Le projet de charte des valeurs québécoises divise le Québec; le mouvement féministe n'y échappe pas.

Le Devoir annonçait mercredi la création prochaine d'un nouveau groupe féministe, Pour les droits des femmes (PDF). PDF souhaite faire entendre un autre point de vue que celui de la Fédération des femmes du Québec, notamment au sujet de l'interdiction de porter des signes religieux que le gouvernement Marois veut imposer aux employés du secteur public.

La Fédération s'oppose à cette partie du projet de «charte des valeurs québécoises»: «L'interdiction de porter le foulard dans la fonction publique et les services publics aurait pour effet de mettre des femmes devant un dilemme insoluble, soit: renoncer à un symbole de leur croyance ou de leur identité auquel elles sont attachées pour des raisons qui leur appartiennent, ou perdre leur emploi.»

Pour sa part, le groupe dissident est convaincu que le foulard symbolise l'infériorité de la femme, même lorsque celle qui le porte affirme le faire sans contrainte. «C'est toute l'idée de la femme impure, provocatrice, a dit au Devoir une des fondatrices de la nouvelle organisation. On est encore dans les vieux schémas: la vierge et la putain. Celle qui est bien cache ses cheveux, les autres sont des putains.»

Cette approche est paradoxale. Les femmes ont mis des années pour gagner le droit de se vêtir comme elles le veulent. Et voici que des féministes veulent imposer un code vestimentaire aux femmes oeuvrant dans le secteur public? Il est consternant de les entendre balayer du revers de la main le fait que dans un grand nombre de cas, le choix de porter le foulard a été fait librement. Comme si le discours féministe pouvait imposer des limites à la liberté des femmes. On voit là le risque qu'il y aurait à placer l'égalité des sexes au-dessus des autres droits fondamentaux, dont la liberté d'expression.
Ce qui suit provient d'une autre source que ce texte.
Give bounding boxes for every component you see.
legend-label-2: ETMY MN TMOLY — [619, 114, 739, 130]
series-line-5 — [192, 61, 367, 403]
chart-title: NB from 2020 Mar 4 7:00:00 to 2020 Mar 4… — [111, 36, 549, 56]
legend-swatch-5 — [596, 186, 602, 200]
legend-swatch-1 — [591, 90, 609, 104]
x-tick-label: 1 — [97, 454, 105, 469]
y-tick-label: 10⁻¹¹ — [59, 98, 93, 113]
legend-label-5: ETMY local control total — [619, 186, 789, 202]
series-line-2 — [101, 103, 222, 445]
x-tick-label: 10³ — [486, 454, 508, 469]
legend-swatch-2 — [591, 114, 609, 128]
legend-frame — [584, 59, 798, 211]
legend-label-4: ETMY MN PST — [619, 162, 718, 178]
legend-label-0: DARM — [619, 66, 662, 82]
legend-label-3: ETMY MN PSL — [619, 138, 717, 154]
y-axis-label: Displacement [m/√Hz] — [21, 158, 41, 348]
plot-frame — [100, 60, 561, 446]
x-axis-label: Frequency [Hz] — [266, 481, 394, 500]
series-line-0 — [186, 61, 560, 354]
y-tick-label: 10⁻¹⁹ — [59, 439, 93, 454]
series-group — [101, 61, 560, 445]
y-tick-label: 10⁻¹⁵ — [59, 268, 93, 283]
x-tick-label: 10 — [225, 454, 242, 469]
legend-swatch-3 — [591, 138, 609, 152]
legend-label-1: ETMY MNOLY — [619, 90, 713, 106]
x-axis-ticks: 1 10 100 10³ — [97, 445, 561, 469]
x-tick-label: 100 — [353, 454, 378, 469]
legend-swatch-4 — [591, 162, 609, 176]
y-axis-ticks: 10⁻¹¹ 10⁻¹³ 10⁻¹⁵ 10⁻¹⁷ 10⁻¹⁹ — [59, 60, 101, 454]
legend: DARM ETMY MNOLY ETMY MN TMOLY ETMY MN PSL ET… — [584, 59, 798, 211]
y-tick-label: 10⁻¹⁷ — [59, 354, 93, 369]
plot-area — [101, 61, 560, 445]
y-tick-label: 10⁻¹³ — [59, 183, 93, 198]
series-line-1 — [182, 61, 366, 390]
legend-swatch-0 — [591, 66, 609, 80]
Quant à celles qui seraient forcées par leur conjoint ou leur famille à porter le voile, la suppression des signes religieux dans la fonction publique ne leur sera d'aucun secours, comme le souligne Béatrice Vaugrante, directrice générale d'Amnistie internationale Canada francophone: «Pour les personnes, et en particulier les femmes, qui subiraient une coercition pour porter un signe religieux, leur interdire de le porter ne corrige pas la situation: ceux qui exercent la coercition restent impunis, et celles qui la subissent sont punies plusieurs fois: perte d'emploi et donc atteinte au droit au travail, risque d'isolement et de stigmatisation.»

Les féministes s'inquiètent depuis plusieurs années de l'hypersexualisation des filles, s'exprimant par exemple dans leur façon «provocante» de s'habiller. Voici que certaines d'entre elles dénoncent l'habillement trop conservateur des musulmanes. On comprend qu'à leurs yeux, il n'y a qu'une façon d'être une femme libre: la leur. Cela s'appelle du paternalisme.